Pakistan Today

CIA seeking authority to carry out drone strikes in Afghanistan: NYT

WASHINGTON: The CIA is pushing for a paramilitary role for the spy agency in counterterrorism by seeking authority to carry out drone strikes in Afghanistan, a proposal some in Pentagon are opposing out of fear that civilian casualties caused by such attacks may create problems for American soldiers on the ground.

According to a report by the New York Times (NYT), the White House appears in favour of granting such authority to CIA which, at the moment is led by Pentagon. If granted, it will be the first time that CIA will have such powers and would allow it to carry out drone strikes in Afghanistan, Somalia, Libya and Yemen.

Citing current and former intelligence military officials, the NYT report said changes are being considered by the White House as part of a broader push to loosen restrictions imposed on CIA by the previous Obama administration, in part, to limit civilian casualties.

The proposed shift has raised concerns among critics that the Trump administration would open the way for broader and riskier CIA strikes in such countries as Libya, Somalia and Yemen, where the United States is fighting the Islamic State, Al Qaeda or both, the report said.

According to the report, citing unnamed military officials, CIA’s Director Mike Pompeo is pushing for an increased role for his agency on grounds that Obama-era arrangements were limiting the US’s ability to conduct counterterrorism operations.

Pompeo, since taking charge of the agency, has pushed for a direct role for CIA in taking on militants. Afghanistan, the most active war zone in which the United States is fighting, makes sense as the place to start: in the past three years, the number of military drone strikes there has climbed, from 304 in 2015, to 376 last year, to 362 through the first eight months of this year.

Defense Secretary Jim Mattis has not resisted the CIA proposal, an administration official said as quoted by the NYT report, but other Pentagon officials question the expansion of CIA authorities in Afghanistan or elsewhere, asking what the agency can do that the military cannot.

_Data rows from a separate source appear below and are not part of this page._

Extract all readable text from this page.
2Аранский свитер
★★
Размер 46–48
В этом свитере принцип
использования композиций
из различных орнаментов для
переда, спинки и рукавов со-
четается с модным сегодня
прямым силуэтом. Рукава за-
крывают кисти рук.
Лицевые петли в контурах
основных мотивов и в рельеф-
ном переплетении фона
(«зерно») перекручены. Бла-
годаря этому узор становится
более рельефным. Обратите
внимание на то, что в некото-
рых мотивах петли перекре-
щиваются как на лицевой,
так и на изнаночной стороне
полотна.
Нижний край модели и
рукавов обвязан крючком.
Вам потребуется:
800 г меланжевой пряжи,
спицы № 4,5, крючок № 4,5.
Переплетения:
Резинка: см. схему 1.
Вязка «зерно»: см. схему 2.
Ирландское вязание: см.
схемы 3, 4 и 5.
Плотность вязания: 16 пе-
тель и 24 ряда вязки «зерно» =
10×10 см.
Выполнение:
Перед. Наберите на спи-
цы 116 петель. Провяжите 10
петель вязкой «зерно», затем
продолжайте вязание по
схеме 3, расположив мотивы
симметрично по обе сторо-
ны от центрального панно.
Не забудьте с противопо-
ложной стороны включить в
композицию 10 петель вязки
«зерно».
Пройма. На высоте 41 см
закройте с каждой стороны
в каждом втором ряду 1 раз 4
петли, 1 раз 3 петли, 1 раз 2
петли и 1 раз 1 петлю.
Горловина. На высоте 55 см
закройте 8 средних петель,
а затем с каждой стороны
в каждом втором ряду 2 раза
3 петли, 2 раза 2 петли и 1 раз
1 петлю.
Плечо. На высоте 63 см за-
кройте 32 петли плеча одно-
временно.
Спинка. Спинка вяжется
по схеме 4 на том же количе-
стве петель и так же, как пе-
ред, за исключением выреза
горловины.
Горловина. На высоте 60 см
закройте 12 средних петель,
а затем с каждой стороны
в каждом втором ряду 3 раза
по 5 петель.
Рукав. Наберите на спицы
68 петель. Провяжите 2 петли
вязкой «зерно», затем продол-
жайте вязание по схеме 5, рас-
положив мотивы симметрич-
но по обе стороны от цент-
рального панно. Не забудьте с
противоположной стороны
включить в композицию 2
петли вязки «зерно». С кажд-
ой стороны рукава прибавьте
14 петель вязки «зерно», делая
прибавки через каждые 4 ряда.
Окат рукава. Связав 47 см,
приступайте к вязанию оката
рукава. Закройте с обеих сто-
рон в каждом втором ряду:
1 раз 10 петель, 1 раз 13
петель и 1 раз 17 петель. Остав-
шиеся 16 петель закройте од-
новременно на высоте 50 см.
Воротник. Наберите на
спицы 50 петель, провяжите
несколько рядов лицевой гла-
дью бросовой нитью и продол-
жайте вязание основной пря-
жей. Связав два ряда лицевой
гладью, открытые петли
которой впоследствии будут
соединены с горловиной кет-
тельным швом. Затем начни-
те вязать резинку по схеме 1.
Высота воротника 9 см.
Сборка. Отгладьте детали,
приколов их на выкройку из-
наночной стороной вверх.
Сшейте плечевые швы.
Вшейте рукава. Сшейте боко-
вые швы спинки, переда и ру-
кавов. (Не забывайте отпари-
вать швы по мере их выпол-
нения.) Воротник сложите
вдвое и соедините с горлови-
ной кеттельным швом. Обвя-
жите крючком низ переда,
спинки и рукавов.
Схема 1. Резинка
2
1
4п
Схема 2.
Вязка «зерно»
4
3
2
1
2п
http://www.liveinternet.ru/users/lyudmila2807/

Some Pentagon officials also fear that American troops on the ground in Afghanistan could end up bearing the burden of any CIA strikes that accidentally kill civilians because the agency will not publicly acknowledge those attacks, the report said.

One senior defence department official said that the United States would gain little from having the CIA carry out drone strikes alongside the military and that it raised the question of whether it was an appropriate use of covert action.

Luke Harting, a former senior director for counterterrorism at the National Security Council during the Obama administration in his comments to the NYT said that one lesson learned early on in Afghanistan and Iraq was the importance of being as transparent as possible in discussing our military operations.

Why we took the specific action, who all were killed or injured in the operation, what we were going to do if we had inadvertently killed civilians or damaged property I don’t know what the Trump administration is specifically considering in Afghanistan, but if their new plans for the war decrease any of that transparency, that would be a big strategic and moral mistake, he observed.